Single by Toro y Moi

from the album Boo Boo
- Released: June 9, 2017
- Recorded: 2016
- Genre: Synth-pop; R&B;
- Length: 3:43
- Label: Carpark
- Songwriter: Chaz Bundick
- Producer: Chaz Bundick

Toro y Moi singles chronology
| "Grown Up Calls (Live)" (2016) | "Girl Like You" (2017) | "You and I" (2017) |

= Girl Like You (Toro y Moi song) =

"Girl Like You" is a song recorded by American singer-songwriter Toro y Moi. The song was released on June 9, 2017 through Carpark Records, as the lead single from his fifth studio album Boo Boo (2017).

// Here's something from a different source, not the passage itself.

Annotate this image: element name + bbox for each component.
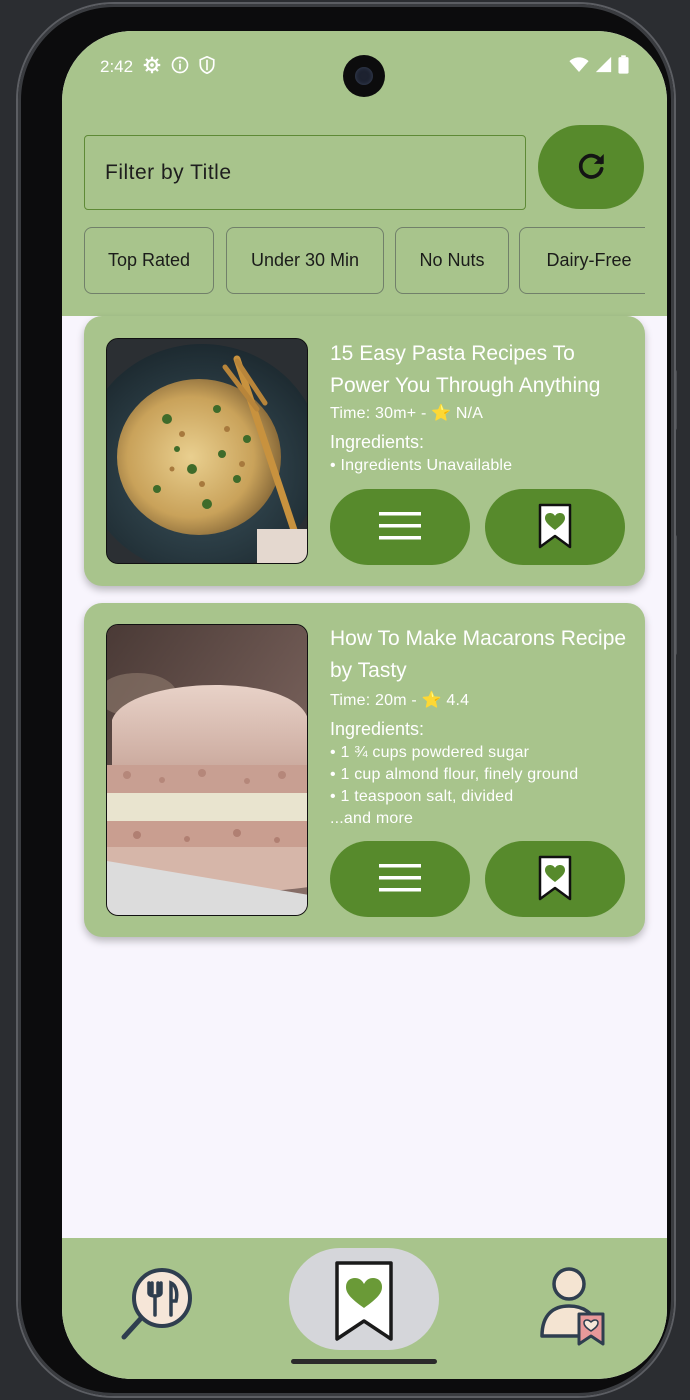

Toro y Moi is the recording project of musician Chaz Bundick, who wrote, produced, engineered, mixed, and performed all instrumentation on the track.

==Background==
The sound that opens the song was a simply a preset on a synthesizer that Bundick left in because he considered it "so beautiful."

==Reception==
The song was first released on June 9, 2017, accompanying the announcement of Bundick's fifth album, Boo Boo. It also premiered with its official music video. Writer Randall Colburn called it a "suitably psychedelic video that [...] placed [Bundick] front and center, with the artist making direct eye contact with the camera." Michelle Geslani at Consequence of Sound considered it Bundick's "most playful" single in some time, writing, "It's backloaded with grooving bongo rhythms and squinching synths giving the chorus and electronic slickness."